The below is a transcript of a speech Rachel gave to a #demo2012 rally in Manchester on Friday 19 October 2012
Last April NUS National Conference voted in favour of a national demo. Let me remind you what that mandate was: against cuts, against fees, against high interest on student debt and against privatisation.
I hope we can all agree that we are all against cuts, fees, debt and privatisation. And a demo is what you have when you are against something. That’s all fine. But I think this demo needs to be the start of something, not just an expression of what we are pissed off about.
I want to go beyond being against things. I want to find something that’s worth fighting for.
I want ethical education institutions that take seriously their responsibility to individuals, to communities and to global social justice and educational development. I want everyone, not just an academic elite, to be able to access post-compulsory education at any point in their life without fear of debt.
I want educational experiences that help people to become democratic actors, citizens who can make a difference in the world, and yes, economic actors with creative, satisfying jobs. Learning is not something that is apart from our economic system, it should be deeply rooted in our economic system because that will transform how we think about labour, capital and markets.
I want a tertiary education system that operates in the public interest and that can evidence its public value.

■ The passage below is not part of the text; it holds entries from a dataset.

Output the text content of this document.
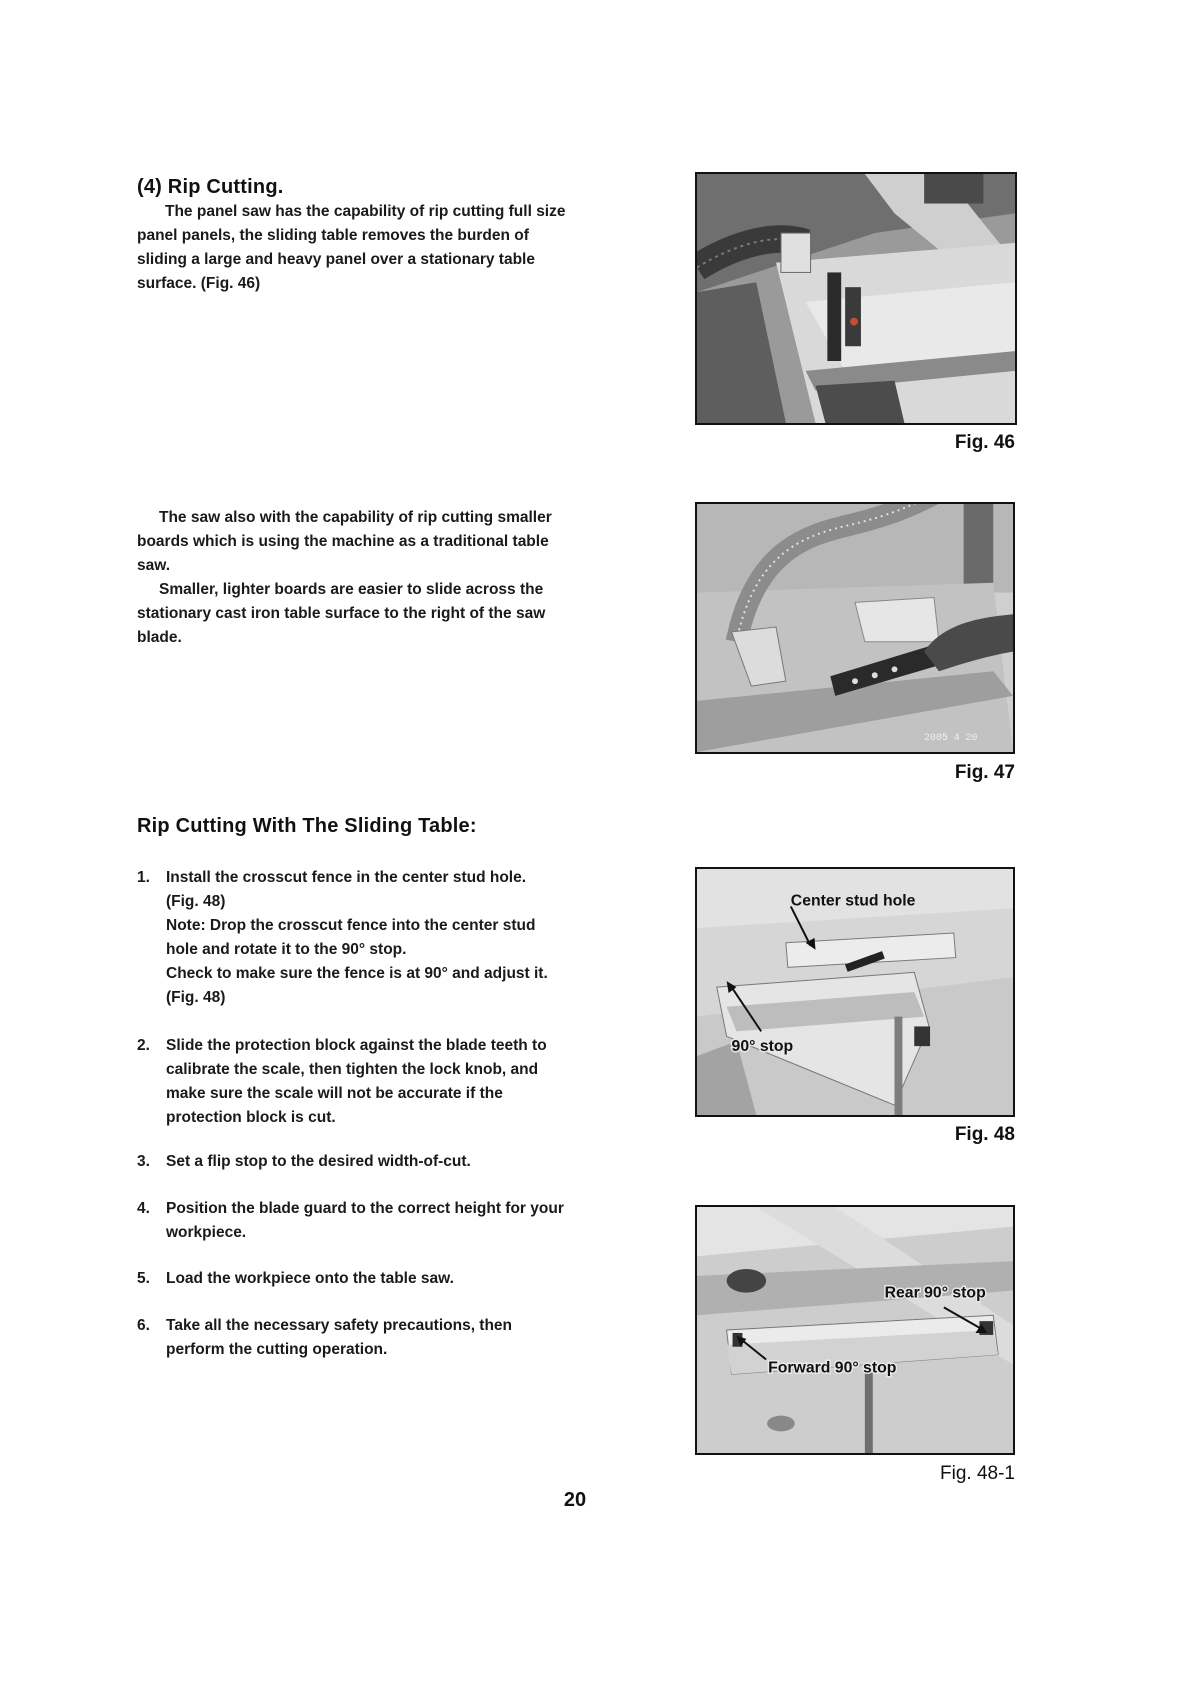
(4) Rip Cutting.

The panel saw has the capability of rip cutting full size

panel panels, the sliding table removes the burden of

sliding a large and heavy panel over a stationary table

surface. (Fig. 46)

The saw also with the capability of rip cutting smaller

boards which is using the machine as a traditional table

saw.

Smaller, lighter boards are easier to slide across the

stationary cast iron table surface to the right of the saw

blade.

Rip Cutting With The Sliding Table:
1. Install the crosscut fence in the center stud hole.

(Fig. 48)

Note: Drop the crosscut fence into the center stud

hole and rotate it to the 90° stop.

Check to make sure the fence is at 90° and adjust it.

(Fig. 48)

2. Slide the protection block against the blade teeth to

calibrate the scale, then tighten the lock knob, and

make sure the scale will not be accurate if the

protection block is cut.

3. Set a flip stop to the desired width-of-cut.

4. Position the blade guard to the correct height for your

workpiece.

5. Load the workpiece onto the table saw.

6. Take all the necessary safety precautions, then

perform the cutting operation.

Fig. 46
2005 4 20
Fig. 47
Center stud hole
90° stop
Fig. 48
Rear 90° stop
Forward 90° stop
Fig. 48-1
20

For me, this means three basic things.
First, genuinely flexible pathways into and out of various forms of education. Why should HE follow FE, and why should people be sorted into academic or vocational pathways before they know what their interests and talents might turn out to be? Why shouldn’t people with a Masters return to Level 3, or people study ancient history alongside their day job? Embedding learning and growth throughout life is part of social justice; it’s part of how we create a fair, balanced economy.
The Tories have got it so wrong- they think that people exist for the economy, and that the answer to economic growth is longer hours and lower wages. In fact, the economy exists for the people, and should be set to the purpose of helping people to grow and develop. The economy is for us, not us for the economy.
We should be concerned about fair access to higher education and we should be looking to expand educational opportunities. But we need to get away from the idea that academic higher education is the pinnacle of personal achievement. The type of education you have is far less important than what you are able to do and become because of it. The FE sector has understood this for years. FE colleges have a mission to serve their local community and support people at whatever stage in their life to access the educational provision they need. HE institutions could take a massive leaf out of the FE book.
Second, we need a genuine dispersal of power – empowering students, staff and communities in institutional decision-making. Institutions don’t change by themselves and central government policy can only go so far. Students, staff and communities have a responsibility to engage in the community of institutions, not just acting as consumers giving their feedback, or as stakeholders in a corporate business.
I want to see institutional governing bodies that include students, members of the local community, alumni, and yes, representatives of the global community of education. Institutions’ interests are global – they recruit international students, set up overseas campuses, collaborate on major international research projects and share good teaching practice with each other. Why do we insist on limiting our vision to UK HE when the world is on our doorstep and there is so much we have to contribute?
At course level I want to see a commitment to engaging students as partners in their learning. Not just giving the thumbs up or down to their course or filling in satisfaction surveys, but engaging in positive, meaningful conversation about what the course is trying to do, how well it is working and how responsibilities can be more widely shared.
Finally, institutions should be held accountable for how they collaborate to serve the public good, not encouraged to be in competition with each other for an already-insufficient number of student places. The market doesn’t serve the public good and it never has.
You know we’ve gone through the looking glass when the government’s advisor on social mobility thinks that fair access, widening participation and student success can be achieved through the creation of a new league table, as the Milburn report recommended yesterday.
We desperately need not just new ideas – though we really need those as well – but a new way of thinking about education.
And that’s why this demo is not the end, it’s not even the beginning. We need to build a mass movement of student activists, we need to work with our institutions to build true, political partnership between staff and students, we need to win over the public to our cause, and we need to explain to government how we make our vision a reality.
We can’t do this if all we know how to say is what we are against.